The Woodlands is located north of Houston on 25,000 acres and is home to 200,000 people. It houses over 107,769 residents and has created over 100,000 jobs. The Woodlands has received international acclaim for its planning, particularly in the area of ecology.

When sold in 1997 to the partnership of Crescent Real Estate Equities Co. and Morgan Stanley Real Estate fund II, it had a population of 48,000, led Houston’s market in new home sales for seven consecutive years, and was the state’s new homes sales leader. Today the acreage totals over 27,000 and the population is estimated at 90,000.

In 1988, Mitchell was elected as a trustee of the University Research Association, a director of the Gas Research Institute, and a member of the World Resources Institute Council. In 1989, he was selected as a member of the President’s Circle of the National Academy of Sciences.

George Mitchell sold Mitchell Energy & Development to Devon Energy in 2001 for $3.5 billion.

Mitchell was also renowned in the academic and research communities as founder of the Houston Advanced Research Center (HARC) and Center for Global Studies. A contract and grant research institution headquartered at The Woodlands’ Research Forest, HARC is a collaboration of eight universities, as well as high-tech research and commercial spin-offs of universities. Through HARC, Mitchell founded the Center for Global Studies, which sponsors a series of conferences on environmental and growth issues and problems. The Center awards The Mitchell Prize, $100,000 in awards at each conference, to encourage research into environmental and growth issues and problems. In addition, Mitchell is a supporter of education, having served on the Texas Select Committee on Higher Education and the Texas Governor’s Science and Technology Council. The tennis center at Texas A&M University was named in his honor. Built for an estimated $4.2 million, the official ribbon cutting ceremony was held on October 23, 1998.

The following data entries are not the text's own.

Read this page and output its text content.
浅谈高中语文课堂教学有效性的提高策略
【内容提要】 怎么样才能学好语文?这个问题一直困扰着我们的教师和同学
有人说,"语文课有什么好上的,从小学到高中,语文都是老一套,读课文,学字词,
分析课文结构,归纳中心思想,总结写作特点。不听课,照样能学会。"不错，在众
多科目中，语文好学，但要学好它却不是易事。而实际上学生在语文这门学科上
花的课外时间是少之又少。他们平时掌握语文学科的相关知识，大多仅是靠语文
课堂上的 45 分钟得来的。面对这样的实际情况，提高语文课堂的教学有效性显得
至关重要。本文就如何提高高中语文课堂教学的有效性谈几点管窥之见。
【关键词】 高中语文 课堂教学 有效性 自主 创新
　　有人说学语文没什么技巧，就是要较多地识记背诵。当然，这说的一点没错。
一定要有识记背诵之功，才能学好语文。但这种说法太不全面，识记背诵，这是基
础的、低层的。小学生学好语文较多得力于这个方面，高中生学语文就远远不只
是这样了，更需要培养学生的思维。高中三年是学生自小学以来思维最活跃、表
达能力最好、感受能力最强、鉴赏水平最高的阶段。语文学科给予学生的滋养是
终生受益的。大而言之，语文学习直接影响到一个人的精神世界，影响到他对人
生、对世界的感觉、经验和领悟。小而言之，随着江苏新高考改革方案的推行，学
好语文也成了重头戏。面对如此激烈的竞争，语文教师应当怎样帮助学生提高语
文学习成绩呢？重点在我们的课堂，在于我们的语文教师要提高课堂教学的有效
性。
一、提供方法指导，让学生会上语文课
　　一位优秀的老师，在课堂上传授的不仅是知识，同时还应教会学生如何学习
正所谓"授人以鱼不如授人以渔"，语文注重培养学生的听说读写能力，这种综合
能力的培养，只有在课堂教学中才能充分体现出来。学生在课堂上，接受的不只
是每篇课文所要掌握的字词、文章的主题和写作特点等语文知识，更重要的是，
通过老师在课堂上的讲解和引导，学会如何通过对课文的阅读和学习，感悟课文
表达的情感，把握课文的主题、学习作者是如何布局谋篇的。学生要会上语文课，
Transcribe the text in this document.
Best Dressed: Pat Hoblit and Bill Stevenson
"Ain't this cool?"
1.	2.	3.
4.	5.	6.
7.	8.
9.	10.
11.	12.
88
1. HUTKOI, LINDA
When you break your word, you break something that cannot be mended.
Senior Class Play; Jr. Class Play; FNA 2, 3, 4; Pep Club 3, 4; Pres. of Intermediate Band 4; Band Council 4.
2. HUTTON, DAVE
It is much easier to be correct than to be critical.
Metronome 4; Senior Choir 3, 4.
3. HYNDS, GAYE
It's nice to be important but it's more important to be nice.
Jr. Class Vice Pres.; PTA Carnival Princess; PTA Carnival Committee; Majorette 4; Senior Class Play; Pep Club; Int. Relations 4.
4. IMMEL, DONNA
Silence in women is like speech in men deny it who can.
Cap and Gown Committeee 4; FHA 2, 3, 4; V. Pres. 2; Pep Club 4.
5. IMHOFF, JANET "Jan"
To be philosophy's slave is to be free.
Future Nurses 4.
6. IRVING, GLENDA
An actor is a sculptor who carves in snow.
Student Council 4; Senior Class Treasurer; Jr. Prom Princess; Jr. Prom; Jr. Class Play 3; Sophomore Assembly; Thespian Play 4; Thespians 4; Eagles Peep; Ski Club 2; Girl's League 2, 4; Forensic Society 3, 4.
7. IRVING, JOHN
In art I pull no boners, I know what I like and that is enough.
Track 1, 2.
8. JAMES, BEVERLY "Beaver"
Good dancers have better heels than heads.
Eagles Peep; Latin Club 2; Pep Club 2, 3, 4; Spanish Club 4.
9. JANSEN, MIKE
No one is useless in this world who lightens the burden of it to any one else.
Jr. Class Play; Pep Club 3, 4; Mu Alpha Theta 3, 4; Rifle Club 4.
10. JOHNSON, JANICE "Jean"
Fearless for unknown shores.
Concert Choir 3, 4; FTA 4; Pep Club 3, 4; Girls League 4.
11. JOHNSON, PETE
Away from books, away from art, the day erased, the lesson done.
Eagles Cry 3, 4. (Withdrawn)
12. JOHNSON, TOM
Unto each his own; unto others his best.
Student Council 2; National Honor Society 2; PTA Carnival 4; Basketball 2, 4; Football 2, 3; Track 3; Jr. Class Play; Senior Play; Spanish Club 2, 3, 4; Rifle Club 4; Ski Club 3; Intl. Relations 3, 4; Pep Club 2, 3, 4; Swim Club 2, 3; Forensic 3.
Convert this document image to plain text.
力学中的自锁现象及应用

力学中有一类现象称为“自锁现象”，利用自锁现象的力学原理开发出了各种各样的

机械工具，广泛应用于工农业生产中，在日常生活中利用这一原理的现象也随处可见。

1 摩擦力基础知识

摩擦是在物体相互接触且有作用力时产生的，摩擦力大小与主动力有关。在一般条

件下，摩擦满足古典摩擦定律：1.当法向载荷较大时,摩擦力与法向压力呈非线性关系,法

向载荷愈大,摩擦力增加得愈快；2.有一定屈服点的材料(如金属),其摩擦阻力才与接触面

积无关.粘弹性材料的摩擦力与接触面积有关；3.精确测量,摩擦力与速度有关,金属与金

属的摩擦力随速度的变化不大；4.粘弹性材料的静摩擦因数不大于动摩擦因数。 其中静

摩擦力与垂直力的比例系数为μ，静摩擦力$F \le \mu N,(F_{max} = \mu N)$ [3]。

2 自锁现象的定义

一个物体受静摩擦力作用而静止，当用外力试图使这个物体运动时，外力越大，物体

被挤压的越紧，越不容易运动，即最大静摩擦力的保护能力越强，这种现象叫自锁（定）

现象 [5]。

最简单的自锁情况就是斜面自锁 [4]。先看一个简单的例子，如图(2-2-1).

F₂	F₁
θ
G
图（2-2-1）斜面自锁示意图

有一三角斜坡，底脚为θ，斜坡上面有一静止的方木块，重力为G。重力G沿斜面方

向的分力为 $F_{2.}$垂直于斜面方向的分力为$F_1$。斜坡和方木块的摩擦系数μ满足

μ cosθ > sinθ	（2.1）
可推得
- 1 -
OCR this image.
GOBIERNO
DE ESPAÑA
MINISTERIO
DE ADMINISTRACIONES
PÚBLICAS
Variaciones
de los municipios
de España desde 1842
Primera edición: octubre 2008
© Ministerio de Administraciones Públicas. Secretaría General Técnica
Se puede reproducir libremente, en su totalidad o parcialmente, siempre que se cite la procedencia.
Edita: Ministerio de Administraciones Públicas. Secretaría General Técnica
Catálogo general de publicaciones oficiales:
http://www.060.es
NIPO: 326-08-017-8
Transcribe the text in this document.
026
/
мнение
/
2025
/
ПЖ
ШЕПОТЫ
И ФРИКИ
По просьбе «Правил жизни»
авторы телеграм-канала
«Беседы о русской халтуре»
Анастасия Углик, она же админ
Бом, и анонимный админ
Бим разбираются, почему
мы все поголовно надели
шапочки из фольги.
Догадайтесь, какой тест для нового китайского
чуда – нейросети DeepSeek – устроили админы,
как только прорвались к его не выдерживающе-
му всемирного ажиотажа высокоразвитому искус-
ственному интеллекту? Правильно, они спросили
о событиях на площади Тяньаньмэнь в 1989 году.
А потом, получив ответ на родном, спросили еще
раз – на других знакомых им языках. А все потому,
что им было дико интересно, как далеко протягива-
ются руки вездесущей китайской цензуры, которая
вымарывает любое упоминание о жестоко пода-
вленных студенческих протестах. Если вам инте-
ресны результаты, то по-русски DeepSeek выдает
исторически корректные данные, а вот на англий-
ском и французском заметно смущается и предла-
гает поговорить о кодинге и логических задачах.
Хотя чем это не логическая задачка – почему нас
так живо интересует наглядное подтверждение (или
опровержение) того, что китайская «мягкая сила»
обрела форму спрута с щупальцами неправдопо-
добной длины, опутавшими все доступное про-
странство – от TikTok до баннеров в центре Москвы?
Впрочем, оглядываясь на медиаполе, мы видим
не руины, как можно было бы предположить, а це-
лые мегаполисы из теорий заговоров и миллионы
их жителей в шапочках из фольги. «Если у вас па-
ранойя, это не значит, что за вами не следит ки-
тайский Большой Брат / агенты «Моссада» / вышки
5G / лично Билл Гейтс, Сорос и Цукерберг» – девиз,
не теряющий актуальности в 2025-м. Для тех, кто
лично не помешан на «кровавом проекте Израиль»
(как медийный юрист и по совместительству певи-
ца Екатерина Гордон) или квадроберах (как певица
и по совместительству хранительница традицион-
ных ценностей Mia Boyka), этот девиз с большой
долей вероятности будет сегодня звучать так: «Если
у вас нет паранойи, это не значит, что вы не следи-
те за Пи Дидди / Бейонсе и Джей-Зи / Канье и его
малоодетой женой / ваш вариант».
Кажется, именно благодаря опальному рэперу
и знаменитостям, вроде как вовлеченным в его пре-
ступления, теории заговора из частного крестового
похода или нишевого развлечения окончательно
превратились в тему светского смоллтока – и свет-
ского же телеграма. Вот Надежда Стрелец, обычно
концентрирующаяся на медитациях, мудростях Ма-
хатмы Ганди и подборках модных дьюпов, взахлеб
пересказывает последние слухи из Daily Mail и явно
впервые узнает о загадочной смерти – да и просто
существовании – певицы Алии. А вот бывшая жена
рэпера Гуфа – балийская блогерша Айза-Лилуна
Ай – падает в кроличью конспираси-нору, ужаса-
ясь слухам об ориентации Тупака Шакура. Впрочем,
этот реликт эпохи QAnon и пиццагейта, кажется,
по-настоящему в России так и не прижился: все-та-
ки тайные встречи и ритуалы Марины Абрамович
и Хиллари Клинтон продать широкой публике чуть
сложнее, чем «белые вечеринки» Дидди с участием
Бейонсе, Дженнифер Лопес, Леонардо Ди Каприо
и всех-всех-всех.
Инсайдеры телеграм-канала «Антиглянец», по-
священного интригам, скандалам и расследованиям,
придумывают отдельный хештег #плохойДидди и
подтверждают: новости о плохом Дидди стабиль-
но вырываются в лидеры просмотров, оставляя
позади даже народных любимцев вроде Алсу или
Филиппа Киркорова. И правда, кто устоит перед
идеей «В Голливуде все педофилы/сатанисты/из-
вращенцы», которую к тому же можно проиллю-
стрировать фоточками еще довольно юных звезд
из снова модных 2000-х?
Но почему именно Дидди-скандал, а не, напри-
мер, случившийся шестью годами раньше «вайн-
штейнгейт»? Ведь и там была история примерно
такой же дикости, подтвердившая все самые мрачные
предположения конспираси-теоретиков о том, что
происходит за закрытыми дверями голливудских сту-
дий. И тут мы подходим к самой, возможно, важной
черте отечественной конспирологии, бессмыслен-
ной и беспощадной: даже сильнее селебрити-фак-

Mr. Mitchell was an adviser to Project Independence and a member of the National Petroleum Council. He served three terms as president and two terms as chairman of the Texas Independent Producers & Royalty Owners Association. He is a member of the All-American Wildcatters, American Association of Petroleum Geologists, and American Institute of Mining Engineers, as well as numerous other professional, business, educational, and civic organizations. Mr. Mitchell served as a member of Texas’ Select Committee on Higher Education and the Texas Governor’s Science and Technology Council.

A longtime environmentalist now looking to save the planet; opposed oil drilling in Alaska wildlife refuge, funded a $10 million National Academies study on sustainable development and population growth.

Mr. Mitchell was probably best known to the Houston community as a supportive civic leader. He and his late wife, Cynthia, were deeply involved with the arts and are active in rebuilding the Galveston area. In 1985, they revived the mid-winter Mardi Gras celebration in Galveston, which now draws 500,000 visitors annually. Mr. Mitchell and his wife Cynthia took leading roles in the rejuvenation of Galveston’s historic Strand District by restoring 17 commercial buildings.

"We have a strong sense of community," Mitchell said. "And we want to serve both Houston and Galveston as best we can."

In 2004, Forbes magazine estimated his net worth as $1.6 billion, placing him among the 500 richest people worldwide.
George P. Mitchell  died July 26, 2013, at his home in Galveston, Texas aged 94 of unknown causes, while surrounded by relatives. He was the father of ten children.